A representante do MP solicita ainda à Justiça que a ação seja julgada procedente, "determinando, através de sentença inibitória, a proibição da ré exercer a atividade no Alto da Aliança, e que seja condenada ao pagamento de indenização pertinente aos danos causados ao ar e à população vizinha, por todo o período em que se manteve em funcionamento no local, a ser recolhida ao Fundo Municipal de Meio Ambiente desta Cidade".
Lembrando que a comunidade do Jardim São Paulo pediu providências urgentes à Prefeitura Municipal no sentido do deslocamento da empresa para área não residencial, Lívia Matos esclarece que consubstanciou o inquérito civil nos relatórios do Centro de Recursos Ambientais (CRA) e do Núcleo de Vigilância Sanitária do Município.
"Verificou-se que a Votorantim Cimentos, nova denominação da empresa Cimento Poty S/A, estava funcionando sem a devida licença ambiental, causando graves problemas ao meio ambiente e à saúde da população que vive em seu entorno, devido à gigantesca movimentação de carga e descarga de cimento, que provoca nuvens de poeira que são lançadas na atmosfera e nas residências do bairro Jardim São Paulo", salienta a promotora de Justiça, acrescentando que, segundo os laudos, "toda população do bairro vem sendo acometida por vários tipos de problemas respiratórios". Não bastasse a poluição do ar, acrescenta Lívia Matos, a ré pratica poluição sonora, tendo em vista o barulho que seus tratores e caminhões provocam, muitas vezes estendendo-se pela madrugada.
Em 16 de janeiro deste ano, relembra Lívia Matos, o CRA e a Votorantim firmaram um Termo de Compromisso estabelecendo que a empresa deveria promover o aguamento do pátio e das vias de circulação da sua área nos momentos de maior movimento dos caminhões, bem como cobrir a carga com lonas, além da regularização ambiental da unidade no prazo de 60 dias - providências não adotadas pela empresa. Também ficou estipulado no termo a viabilidade de relocação da unidade para o distrito industrial existente no município no prazo de dois anos - prazo não aceito pela representante do MP que o considerou longo demais, e recomendou ao CRA a suspensão dos efeitos e a nulidade do Termo de Compromisso.

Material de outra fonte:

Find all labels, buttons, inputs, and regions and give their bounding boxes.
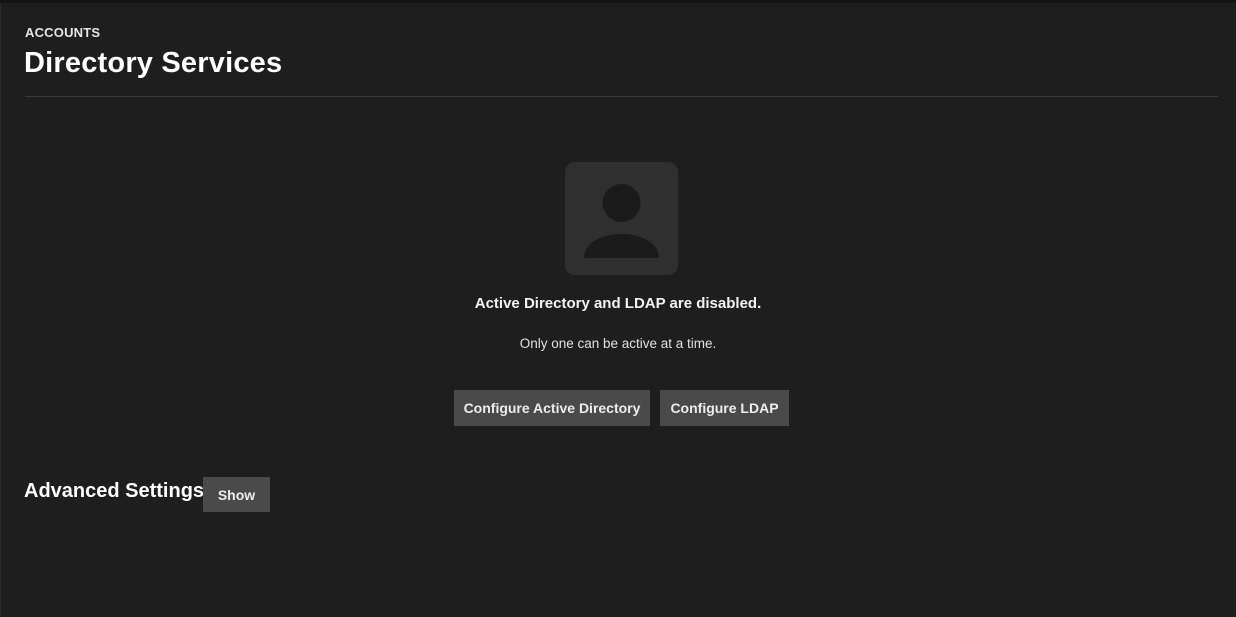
advanced-settings-heading: Advanced Settings xyxy=(24,480,205,502)
breadcrumb[interactable]: ACCOUNTS xyxy=(25,25,100,40)
configure-active-directory-button[interactable]: Configure Active Directory xyxy=(454,390,650,426)
configure-ldap-button[interactable]: Configure LDAP xyxy=(660,390,789,426)
empty-state-card xyxy=(565,162,678,275)
empty-state-subtitle: Only one can be active at a time. xyxy=(519,336,717,351)
header-divider xyxy=(25,96,1218,97)
page-title: Directory Services xyxy=(24,47,283,79)
user-placeholder-icon xyxy=(584,184,659,258)
empty-state-title: Active Directory and LDAP are disabled. xyxy=(474,295,762,312)
show-advanced-settings-button[interactable]: Show xyxy=(203,477,270,512)
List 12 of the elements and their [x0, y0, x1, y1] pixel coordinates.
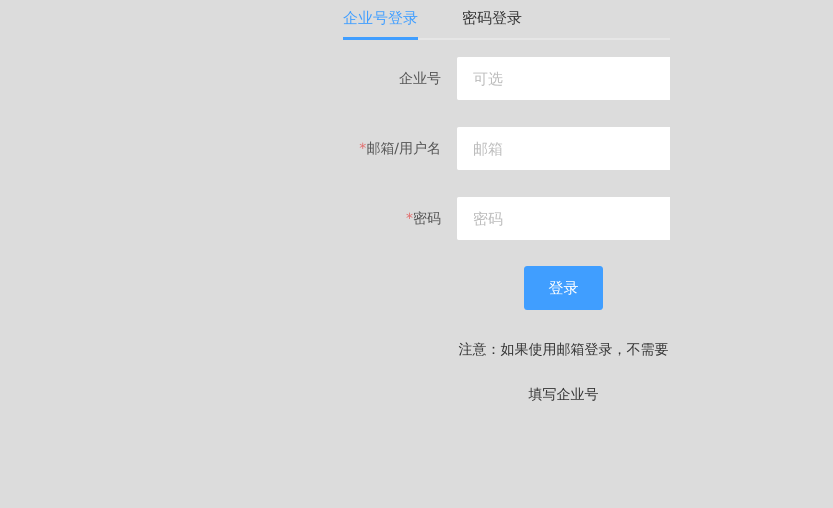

Acatando a recomendação expedida em 26 de outubro último, "o CRA informou informalmente ter interdidato a Votorantim", destacou a promotora de Justiça, informando que decidiu-se pelo ingresso da Ação Civil Pública, "visando cessar as sistemáticas violações da Votorantim às normas ambientais, mesmo em face à interdição imposta pelo CRA em 07 de novembro último".